The Baron looked the messenger in the eye for an instant, and then his face wreathed with smiles.
“My castle’s burning, eh? Ha-ha-ha!” was what he said; and then, rising hurriedly from his desk, he hastened, shouting with laughter, to the scene, where no one worked harder than he to stay the devastating course of the flames.
“You seem to be pleased,” said one who noticed his merriment.
The Baron’s answer was a blow which knocked the fellow down, and then, striking him across the shoulders with his staff, he walked away, muttering to himself:
“Pleased! Ha-ha-ha! Does ruin please anybody – tee-hee-hee!
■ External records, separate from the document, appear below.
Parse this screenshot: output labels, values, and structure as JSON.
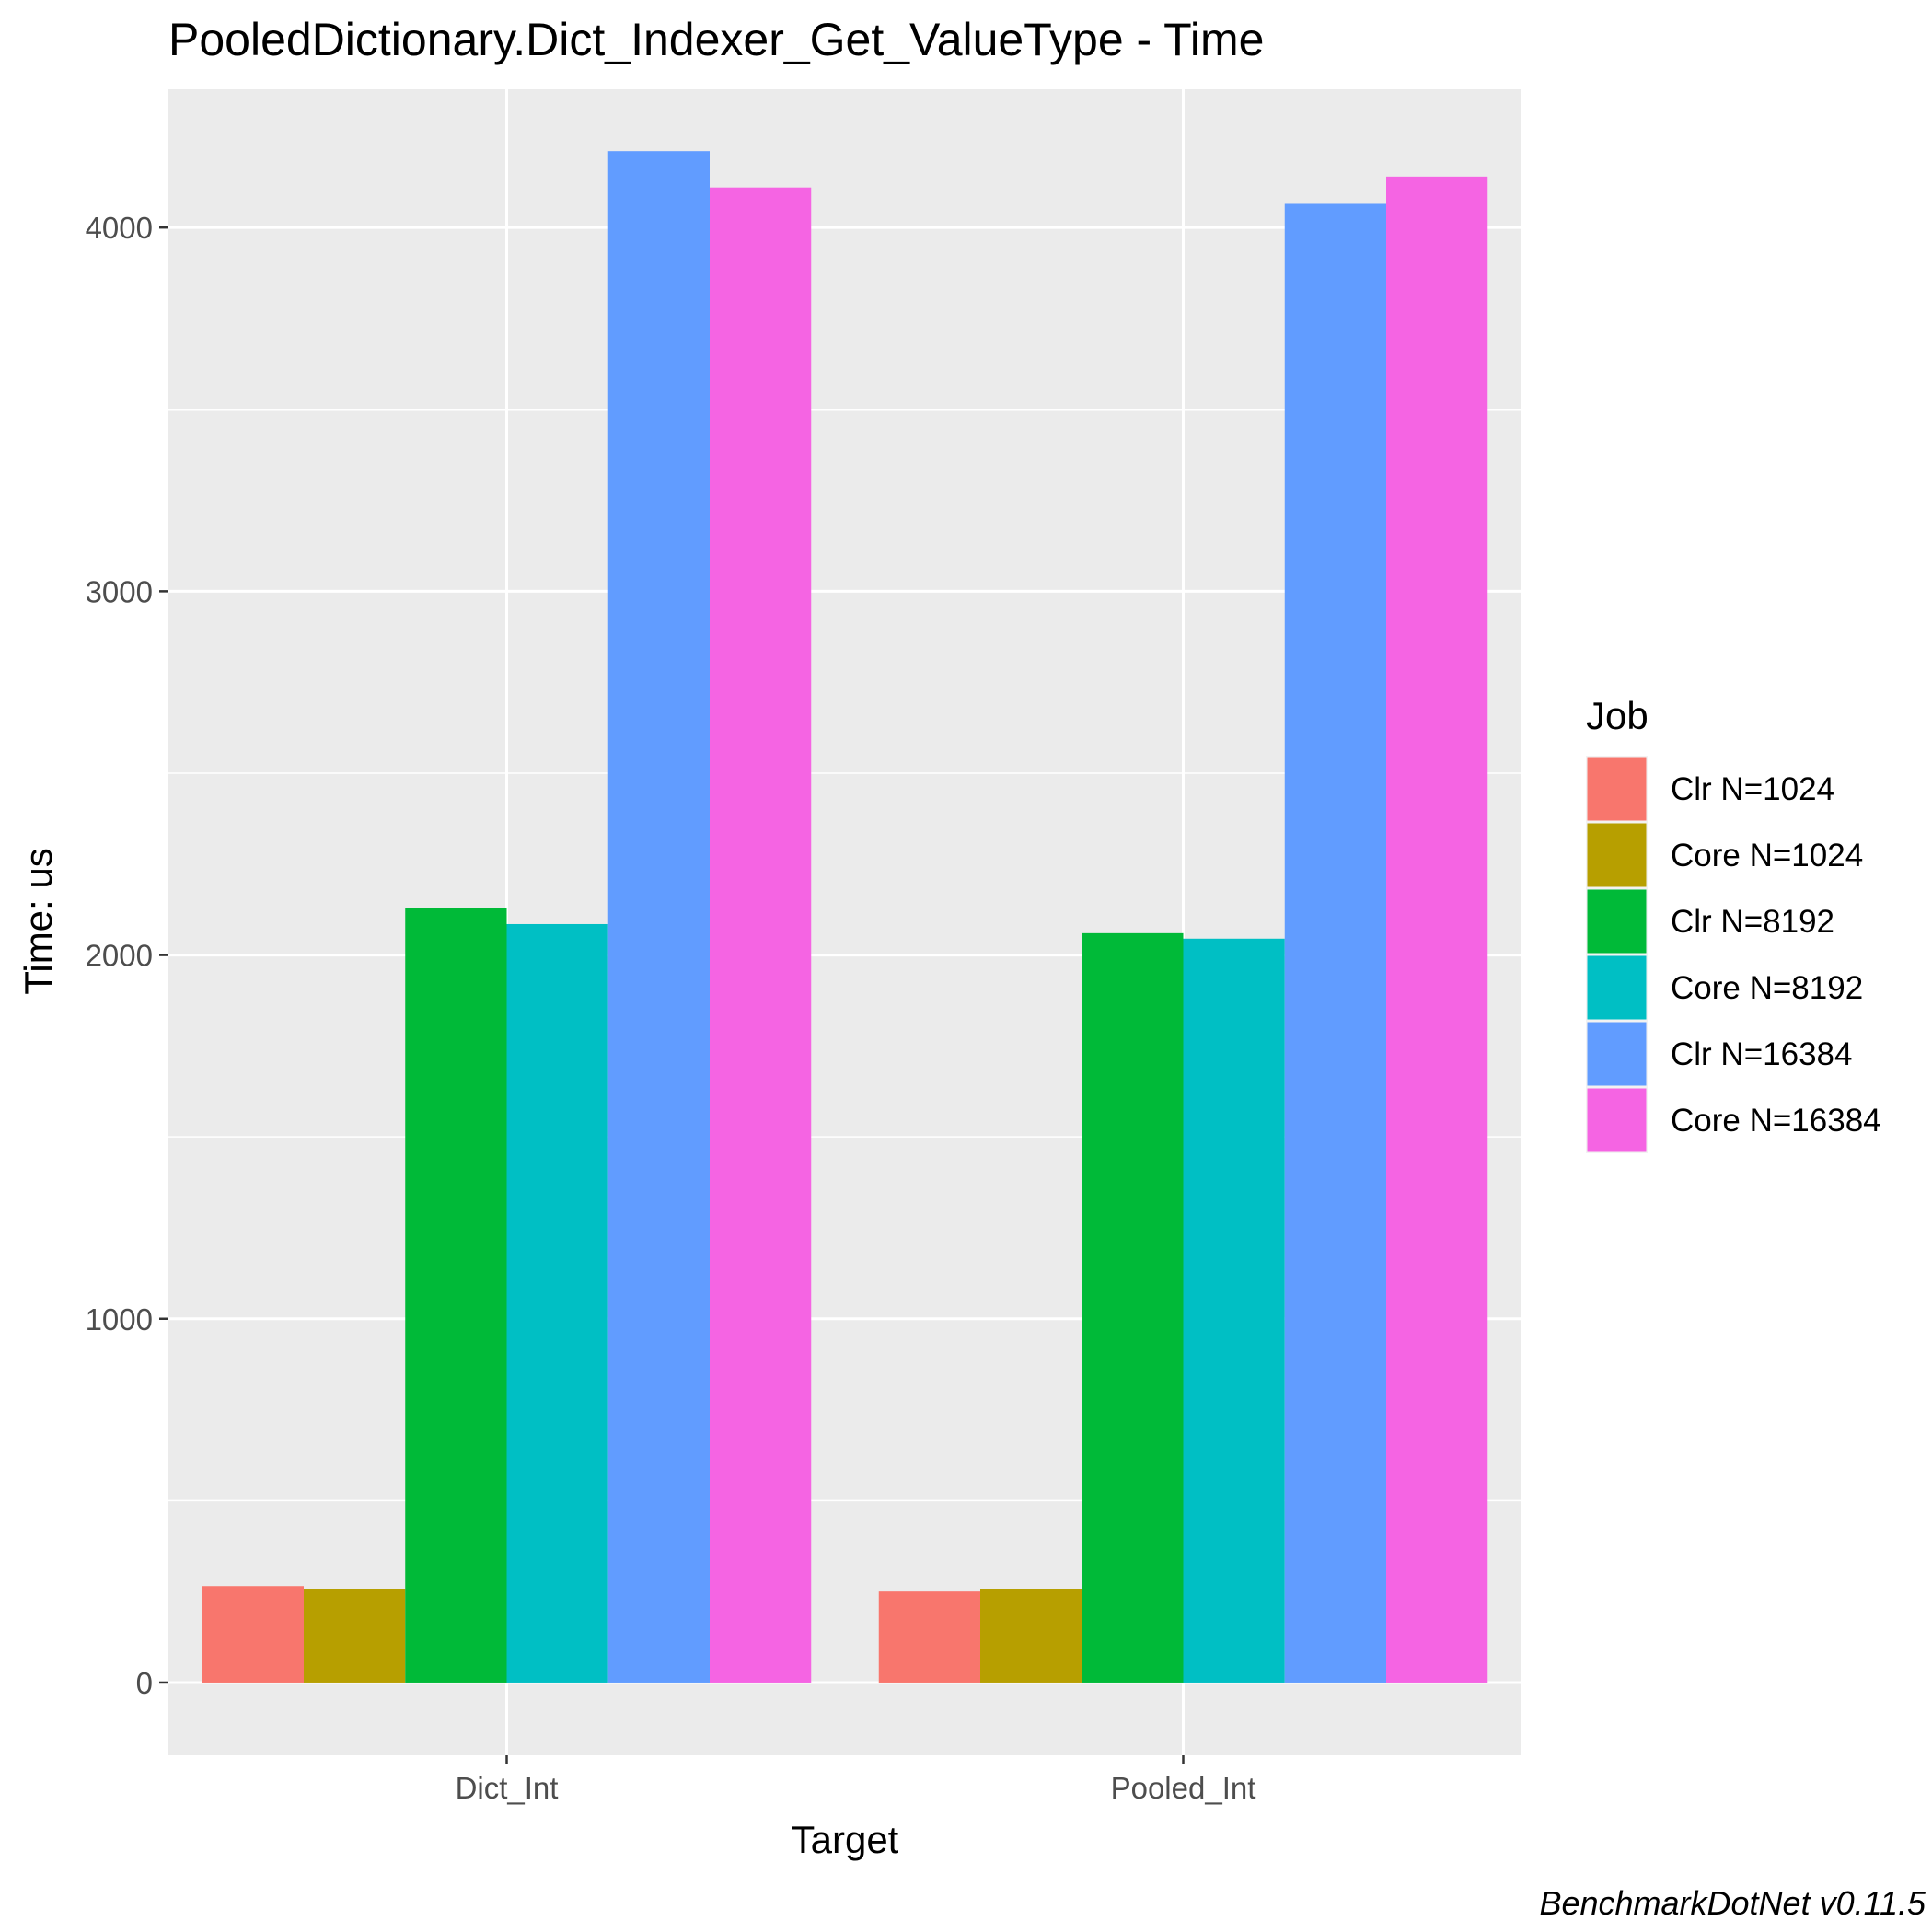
{
  "chart_data": {
    "type": "bar",
    "title": "PooledDictionary.Dict_Indexer_Get_ValueType - Time",
    "xlabel": "Target",
    "ylabel": "Time: us",
    "categories": [
      "Dict_Int",
      "Pooled_Int"
    ],
    "ylim": [
      -200,
      4380
    ],
    "yticks": [
      0,
      1000,
      2000,
      3000,
      4000
    ],
    "grid": true,
    "legend_title": "Job",
    "legend_position": "right",
    "caption": "BenchmarkDotNet v0.11.5",
    "series": [
      {
        "name": "Clr N=1024",
        "color": "#F8766D",
        "values": [
          265,
          250
        ]
      },
      {
        "name": "Core N=1024",
        "color": "#B79F00",
        "values": [
          258,
          258
        ]
      },
      {
        "name": "Clr N=8192",
        "color": "#00BA38",
        "values": [
          2130,
          2060
        ]
      },
      {
        "name": "Core N=8192",
        "color": "#00BFC4",
        "values": [
          2085,
          2045
        ]
      },
      {
        "name": "Clr N=16384",
        "color": "#619CFF",
        "values": [
          4210,
          4065
        ]
      },
      {
        "name": "Core N=16384",
        "color": "#F564E3",
        "values": [
          4110,
          4140
        ]
      }
    ]
  }
}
If the churls only – tee-hee! – only knew – ha-ha-ha-ha!”
That was it! If they only knew! And no one did know until after the Baron had died without children – for he had never married – and all his possessions and papers became the property of the state. Through these papers the secret of the Baron’s laughter became known to the good people of Schnitzelhammerstein-on-the-Zugvitz, and through them it became known to me. Hans Pumpernickel himself told me the tale, and as he has risen to the exalted position of Mayor of Schnitzelhammerstein-on-the-Zugvitz, an honour conferred only on the truly good and worthy, I have no reason to doubt that the story is in every way truthful.